Le rapport sur le nucléaire qui déchaîne les passions : deux camps irréconciliables ?

Un rapport du Conseil supérieur de la santé, publié hier, expliquait que « sur le plan environnemental, éthique et sanitaire, l’énergie nucléaire de fission, telle que déployée actuellement, ne peut pas prétendre satisfaire aux principes du développement durable ». C’est du moins ce que précisait une dépêche Belga reprise par toute la presse. Finalement, le rapport, beaucoup plus nuancé qu’il n’y parait, a été instrumentalisé dans les deux camps. À quelques semaines du choix de la prolongation ou non de deux réacteurs nucléaires au-delà de 2025, le débat est plus vif que jamais et va sans doute aller crescendo.

Dans l’actualité : Le Conseil supérieur de la santé avec un panel de 23 scientifiques issus de plusieurs disciplines remet un rapport de 140 pages sur les centrales nucléaires, dont la sortie – en 2025 – est inscrite dans la déclaration du gouvernement Vivaldi.

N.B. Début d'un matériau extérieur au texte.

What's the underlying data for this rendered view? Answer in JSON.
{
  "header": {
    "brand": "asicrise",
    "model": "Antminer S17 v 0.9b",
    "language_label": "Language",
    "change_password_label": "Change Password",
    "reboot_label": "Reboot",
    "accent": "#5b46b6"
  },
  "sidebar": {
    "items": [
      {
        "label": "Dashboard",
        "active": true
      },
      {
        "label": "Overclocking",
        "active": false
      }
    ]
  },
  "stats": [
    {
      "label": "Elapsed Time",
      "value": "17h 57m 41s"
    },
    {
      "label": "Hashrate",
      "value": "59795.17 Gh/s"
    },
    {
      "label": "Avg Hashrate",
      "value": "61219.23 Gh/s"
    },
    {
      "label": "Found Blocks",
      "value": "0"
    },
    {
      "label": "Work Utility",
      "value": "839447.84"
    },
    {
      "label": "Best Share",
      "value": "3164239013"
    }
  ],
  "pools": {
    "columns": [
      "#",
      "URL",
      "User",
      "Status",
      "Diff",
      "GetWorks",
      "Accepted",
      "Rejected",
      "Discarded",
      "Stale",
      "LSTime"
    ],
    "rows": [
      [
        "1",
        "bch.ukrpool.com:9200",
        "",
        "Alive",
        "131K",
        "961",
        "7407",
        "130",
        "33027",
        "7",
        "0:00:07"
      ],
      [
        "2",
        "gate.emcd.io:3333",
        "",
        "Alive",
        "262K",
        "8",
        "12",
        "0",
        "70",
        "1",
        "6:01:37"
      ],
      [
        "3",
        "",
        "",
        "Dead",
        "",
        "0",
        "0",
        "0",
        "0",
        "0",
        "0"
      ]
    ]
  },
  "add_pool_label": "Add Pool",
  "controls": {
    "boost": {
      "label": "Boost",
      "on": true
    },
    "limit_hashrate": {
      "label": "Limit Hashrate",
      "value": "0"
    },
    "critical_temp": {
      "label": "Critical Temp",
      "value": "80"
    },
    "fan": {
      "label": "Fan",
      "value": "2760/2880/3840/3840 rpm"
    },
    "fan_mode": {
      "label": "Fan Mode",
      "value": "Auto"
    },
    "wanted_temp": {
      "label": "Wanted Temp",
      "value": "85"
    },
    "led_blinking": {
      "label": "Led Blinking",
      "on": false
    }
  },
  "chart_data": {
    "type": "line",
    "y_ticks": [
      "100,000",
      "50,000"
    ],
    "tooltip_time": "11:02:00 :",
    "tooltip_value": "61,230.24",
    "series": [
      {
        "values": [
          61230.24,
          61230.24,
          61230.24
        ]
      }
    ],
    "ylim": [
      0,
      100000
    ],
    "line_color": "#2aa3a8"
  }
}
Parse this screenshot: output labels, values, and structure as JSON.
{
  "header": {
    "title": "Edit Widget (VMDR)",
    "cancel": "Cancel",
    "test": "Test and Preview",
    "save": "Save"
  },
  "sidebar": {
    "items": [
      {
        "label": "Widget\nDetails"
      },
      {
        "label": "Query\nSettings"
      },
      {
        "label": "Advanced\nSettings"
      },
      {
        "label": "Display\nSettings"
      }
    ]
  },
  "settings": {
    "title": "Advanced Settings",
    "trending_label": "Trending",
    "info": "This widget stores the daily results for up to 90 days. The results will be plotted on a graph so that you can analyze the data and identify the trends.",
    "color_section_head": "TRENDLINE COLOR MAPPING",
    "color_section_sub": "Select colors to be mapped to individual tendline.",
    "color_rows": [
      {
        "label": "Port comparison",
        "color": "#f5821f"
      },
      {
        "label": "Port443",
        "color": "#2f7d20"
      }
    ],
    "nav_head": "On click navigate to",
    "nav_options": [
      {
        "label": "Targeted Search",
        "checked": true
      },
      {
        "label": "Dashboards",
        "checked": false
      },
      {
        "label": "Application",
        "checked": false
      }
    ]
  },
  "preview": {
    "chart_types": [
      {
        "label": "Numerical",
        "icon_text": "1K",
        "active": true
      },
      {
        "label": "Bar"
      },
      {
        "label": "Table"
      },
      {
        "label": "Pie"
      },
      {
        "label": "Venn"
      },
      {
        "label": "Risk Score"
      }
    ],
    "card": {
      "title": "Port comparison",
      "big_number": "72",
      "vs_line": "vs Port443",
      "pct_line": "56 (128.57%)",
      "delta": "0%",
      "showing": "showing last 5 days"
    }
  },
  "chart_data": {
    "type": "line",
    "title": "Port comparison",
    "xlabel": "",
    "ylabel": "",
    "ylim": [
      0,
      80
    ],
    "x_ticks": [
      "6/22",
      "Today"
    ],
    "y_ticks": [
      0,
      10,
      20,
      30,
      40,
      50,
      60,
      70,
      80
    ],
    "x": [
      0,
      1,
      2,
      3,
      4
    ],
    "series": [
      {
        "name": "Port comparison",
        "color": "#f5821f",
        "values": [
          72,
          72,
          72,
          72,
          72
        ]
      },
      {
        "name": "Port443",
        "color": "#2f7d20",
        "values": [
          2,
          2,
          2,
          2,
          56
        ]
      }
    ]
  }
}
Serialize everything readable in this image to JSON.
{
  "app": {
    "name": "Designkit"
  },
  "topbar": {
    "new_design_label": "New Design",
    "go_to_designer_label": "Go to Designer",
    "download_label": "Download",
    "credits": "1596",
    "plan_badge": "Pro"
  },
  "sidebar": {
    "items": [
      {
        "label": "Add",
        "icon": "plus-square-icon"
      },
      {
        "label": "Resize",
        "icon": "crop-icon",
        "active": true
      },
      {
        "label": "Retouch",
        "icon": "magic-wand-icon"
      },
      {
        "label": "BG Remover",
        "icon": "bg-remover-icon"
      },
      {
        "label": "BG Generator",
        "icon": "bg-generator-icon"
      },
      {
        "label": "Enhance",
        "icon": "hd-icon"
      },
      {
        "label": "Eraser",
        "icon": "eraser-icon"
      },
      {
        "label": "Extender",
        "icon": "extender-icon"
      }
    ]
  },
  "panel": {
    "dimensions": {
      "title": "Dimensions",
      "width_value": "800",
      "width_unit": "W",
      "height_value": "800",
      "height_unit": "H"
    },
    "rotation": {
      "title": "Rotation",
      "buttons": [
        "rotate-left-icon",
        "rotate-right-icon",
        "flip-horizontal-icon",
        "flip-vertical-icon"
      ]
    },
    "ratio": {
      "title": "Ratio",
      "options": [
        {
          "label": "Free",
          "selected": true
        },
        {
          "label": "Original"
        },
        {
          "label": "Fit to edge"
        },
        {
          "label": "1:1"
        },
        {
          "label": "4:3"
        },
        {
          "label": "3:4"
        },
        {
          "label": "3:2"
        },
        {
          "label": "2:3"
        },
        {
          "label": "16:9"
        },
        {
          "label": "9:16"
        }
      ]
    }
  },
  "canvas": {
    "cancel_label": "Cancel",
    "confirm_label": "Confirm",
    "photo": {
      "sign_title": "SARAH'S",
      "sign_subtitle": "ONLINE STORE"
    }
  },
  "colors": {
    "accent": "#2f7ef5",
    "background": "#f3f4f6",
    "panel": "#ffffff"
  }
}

Le détail: Ce rapport a suscité des réactions passionnées.

  • Ecolo/Groen s’est très vite saisi du rapport. Les deux ministres les plus concernées, Tinne Van Der Straeten (Groen), ministre de l’Énergie, et Zakia Khattabi (Ecolo), ministre du Climat, ont repris les conclusions qui les arrangeaient bien et telles que présentées par plusieurs articles de presse.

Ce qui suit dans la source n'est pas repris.